Gli esperti sottolineano che, nonostante i numeri siano al momento limitati, la massima attenzione resta necessaria. È bene ricordare che le lesioni alla retina indotte da un’osservazione impropria del fenomeno non provocano dolore immediato e le conseguenze cliniche potrebbero manifestarsi solo in un arco temporale compreso tra le 24 e le 48 ore successive. Gli specialisti chiariscono inoltre che non esiste una correlazione matematica certa tra l’esposizione e l’insorgenza del danno.

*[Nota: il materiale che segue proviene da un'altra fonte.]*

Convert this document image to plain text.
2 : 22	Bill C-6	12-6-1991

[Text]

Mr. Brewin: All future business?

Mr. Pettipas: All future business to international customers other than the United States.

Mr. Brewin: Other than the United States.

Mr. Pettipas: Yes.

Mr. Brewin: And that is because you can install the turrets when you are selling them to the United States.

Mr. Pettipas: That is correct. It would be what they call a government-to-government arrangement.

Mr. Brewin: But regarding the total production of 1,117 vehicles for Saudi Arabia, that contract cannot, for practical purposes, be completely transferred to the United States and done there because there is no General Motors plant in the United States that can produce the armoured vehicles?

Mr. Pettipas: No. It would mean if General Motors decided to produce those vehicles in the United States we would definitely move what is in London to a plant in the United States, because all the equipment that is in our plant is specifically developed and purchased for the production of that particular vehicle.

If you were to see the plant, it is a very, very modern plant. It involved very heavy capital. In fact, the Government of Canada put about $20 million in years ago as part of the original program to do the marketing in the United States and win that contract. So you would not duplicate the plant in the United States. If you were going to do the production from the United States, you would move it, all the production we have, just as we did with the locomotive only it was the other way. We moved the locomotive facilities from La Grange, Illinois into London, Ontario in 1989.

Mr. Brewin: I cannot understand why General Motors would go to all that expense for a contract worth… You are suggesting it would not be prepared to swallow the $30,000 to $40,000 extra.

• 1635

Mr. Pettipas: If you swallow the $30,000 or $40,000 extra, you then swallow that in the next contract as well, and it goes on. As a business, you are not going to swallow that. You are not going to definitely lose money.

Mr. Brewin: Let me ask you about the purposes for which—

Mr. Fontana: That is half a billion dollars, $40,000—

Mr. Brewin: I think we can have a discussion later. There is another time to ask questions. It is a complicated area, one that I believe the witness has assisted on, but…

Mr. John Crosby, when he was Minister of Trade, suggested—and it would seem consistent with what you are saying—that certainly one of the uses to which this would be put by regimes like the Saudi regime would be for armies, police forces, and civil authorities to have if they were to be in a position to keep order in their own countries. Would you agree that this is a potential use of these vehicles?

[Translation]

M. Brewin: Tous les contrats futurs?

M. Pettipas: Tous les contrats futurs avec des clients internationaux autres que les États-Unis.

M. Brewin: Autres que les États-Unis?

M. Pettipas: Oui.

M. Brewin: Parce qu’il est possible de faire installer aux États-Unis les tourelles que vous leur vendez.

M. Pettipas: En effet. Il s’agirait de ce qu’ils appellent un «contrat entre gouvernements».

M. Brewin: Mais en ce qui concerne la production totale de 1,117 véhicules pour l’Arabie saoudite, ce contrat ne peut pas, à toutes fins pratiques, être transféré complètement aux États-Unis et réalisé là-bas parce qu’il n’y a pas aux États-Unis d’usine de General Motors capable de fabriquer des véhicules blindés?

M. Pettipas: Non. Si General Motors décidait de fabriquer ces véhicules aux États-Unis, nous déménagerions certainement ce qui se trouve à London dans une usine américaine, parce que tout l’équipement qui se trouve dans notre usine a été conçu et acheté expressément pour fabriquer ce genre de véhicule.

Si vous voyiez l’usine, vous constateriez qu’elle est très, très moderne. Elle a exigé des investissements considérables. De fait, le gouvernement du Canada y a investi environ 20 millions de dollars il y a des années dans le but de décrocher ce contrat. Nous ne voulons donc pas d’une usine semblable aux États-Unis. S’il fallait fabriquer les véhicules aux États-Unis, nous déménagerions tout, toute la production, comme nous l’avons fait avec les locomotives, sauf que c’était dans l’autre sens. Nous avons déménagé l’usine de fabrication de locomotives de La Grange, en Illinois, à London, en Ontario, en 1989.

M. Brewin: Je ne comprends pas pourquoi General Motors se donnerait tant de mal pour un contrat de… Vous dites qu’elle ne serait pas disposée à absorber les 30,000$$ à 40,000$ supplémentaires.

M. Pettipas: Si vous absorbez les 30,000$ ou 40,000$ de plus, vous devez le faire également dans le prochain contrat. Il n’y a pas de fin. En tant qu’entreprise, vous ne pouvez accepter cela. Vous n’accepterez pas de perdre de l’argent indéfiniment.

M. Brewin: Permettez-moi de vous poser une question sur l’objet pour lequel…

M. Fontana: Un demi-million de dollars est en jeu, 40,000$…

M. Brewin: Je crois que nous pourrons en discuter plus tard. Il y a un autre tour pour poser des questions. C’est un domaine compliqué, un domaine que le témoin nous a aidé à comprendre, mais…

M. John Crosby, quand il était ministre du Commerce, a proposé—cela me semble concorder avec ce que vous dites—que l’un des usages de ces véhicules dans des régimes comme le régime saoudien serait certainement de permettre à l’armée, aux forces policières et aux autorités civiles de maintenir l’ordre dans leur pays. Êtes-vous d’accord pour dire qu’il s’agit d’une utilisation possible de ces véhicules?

Per una visione sicura di tali fenomeni, l’unico dispositivo raccomandato resta l’impiego di occhialini certificati secondo la norma ISO 12312-2. Risultano del tutto inefficaci e rischiosi, invece, l’utilizzo di comuni occhiali da sole, filtri improvvisati, vetri per saldatori o pellicole radiografiche. Le categorie che presentano un profilo di rischio più elevato includono, in particolare, la popolazione pediatrica e quella anziana.